Liputan6.com, Jakarta - Jangan kaget kalau Anda sekarang berkunjung ke Sulawesi dan Papua. Setiba pesawat mendarat dan kapal merapat, bayangan penumpang akan kondisi bandara yang kusam atau pelabuhan yang jorok kini mulai sirna.
Dulu bandara atau pelabuhan di pelosok ada yang menyebut mirip bangunan inpres atau gudang logistik ketimbang infrastruktur (prasarana) publik vital. Kini perlahan namun pasti berubah, telah dibangun menjadi kompleks bangunan baru ataupun dipugar menjadi lebih modern.
Kalau sebelumnya hanya dinding bata tembok, kini berganti dengan dinding atau pilar gedung berlapis panel komposit. Kaca lebar ala gedung modern yang ramah lingkungan melengkapi bangunan tersebut.
Lantai keramik mengkilat, kamar kecil dengan wastafel minimalis, dilengkapi fasilitas pendukung seperti mesin sinar x pemeriksa barang melengkapi nuansa ruang tunggu yang lega. Sungguh modern dan tentunya bikin penumpang betah.
Baca Juga
Advertisement
Menteri Perhubungan Ignasius Jonan dijadwalkan akan meresmikan prasarana perhubungan yang megah berfasilitas lengkap pada Sabtu 30 Mei-Senin 2 Mei 2016.
Sebagai perwujudan program Nawacita, pembangunan prasarana transportasi udara dan laut memang menjadi garis depan konsep membangun Indonesia dari pinggiran.

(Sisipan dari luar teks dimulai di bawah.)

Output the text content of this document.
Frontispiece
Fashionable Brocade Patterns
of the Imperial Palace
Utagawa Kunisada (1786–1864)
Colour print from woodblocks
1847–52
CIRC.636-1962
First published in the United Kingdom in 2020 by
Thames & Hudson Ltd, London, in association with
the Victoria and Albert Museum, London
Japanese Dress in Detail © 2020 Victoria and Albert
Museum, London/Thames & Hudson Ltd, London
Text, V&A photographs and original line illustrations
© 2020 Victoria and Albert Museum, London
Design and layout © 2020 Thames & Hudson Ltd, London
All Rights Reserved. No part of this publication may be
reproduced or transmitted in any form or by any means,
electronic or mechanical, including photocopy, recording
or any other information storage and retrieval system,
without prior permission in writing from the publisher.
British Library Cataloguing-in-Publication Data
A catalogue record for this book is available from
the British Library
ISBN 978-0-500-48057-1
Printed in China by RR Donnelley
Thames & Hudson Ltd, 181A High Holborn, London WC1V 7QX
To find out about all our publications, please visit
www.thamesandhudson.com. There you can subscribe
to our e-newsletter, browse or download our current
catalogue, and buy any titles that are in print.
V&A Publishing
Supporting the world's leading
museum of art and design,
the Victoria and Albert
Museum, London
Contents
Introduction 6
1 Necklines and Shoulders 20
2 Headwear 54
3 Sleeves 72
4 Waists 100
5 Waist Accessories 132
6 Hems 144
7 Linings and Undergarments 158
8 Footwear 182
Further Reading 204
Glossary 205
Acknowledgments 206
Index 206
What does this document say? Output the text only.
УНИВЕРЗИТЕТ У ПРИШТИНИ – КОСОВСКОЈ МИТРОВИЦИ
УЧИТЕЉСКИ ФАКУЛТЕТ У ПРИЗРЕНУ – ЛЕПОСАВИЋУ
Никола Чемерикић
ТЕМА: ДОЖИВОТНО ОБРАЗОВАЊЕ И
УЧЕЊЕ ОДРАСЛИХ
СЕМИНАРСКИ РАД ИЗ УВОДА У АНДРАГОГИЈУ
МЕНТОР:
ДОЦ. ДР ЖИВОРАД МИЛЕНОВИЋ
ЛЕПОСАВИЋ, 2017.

Bahkan menjadi penggerak sosial-ekonomi di wilayah tapal batas seperti diamanatkan dalam sembilan misi utama Kabinet Kerja tersebut.
Dalam konteks pembangunan kawasan timur Indonesia, pembangunan infrastruktur perhubungan menjadi sangat vital dalam mendorong pembangunan dan pemerataan ekonomi dan pertumbuhan sosial yang lebih merata. Konsep inilah yang belakangan lebih dikenal sebagai pembangunan Indonesia Centris.
Bandara Domine Eduard Osok (DEO), Sorong, Provinsi Papua Barat bandara pertama yang akan diresmikan oleh Menteri Perhubungan Ignasius Jonan. Demikian mengutip dari keterangan tertulis diterbitkan, Sabtu (30/4/2016).
Bandara terbesar dan paling sibuk di Semenanjung Kepala Burung tersebut merupakan pintu gerbang menuju wisata alam laut paling terkenal, Raja Ampat. Bandara internasional ini dilengkapi dengan garbarata maupun fixed bridge, untuk memberikan layanan terbaik bagi 9.000 pesawat per tahun (2014).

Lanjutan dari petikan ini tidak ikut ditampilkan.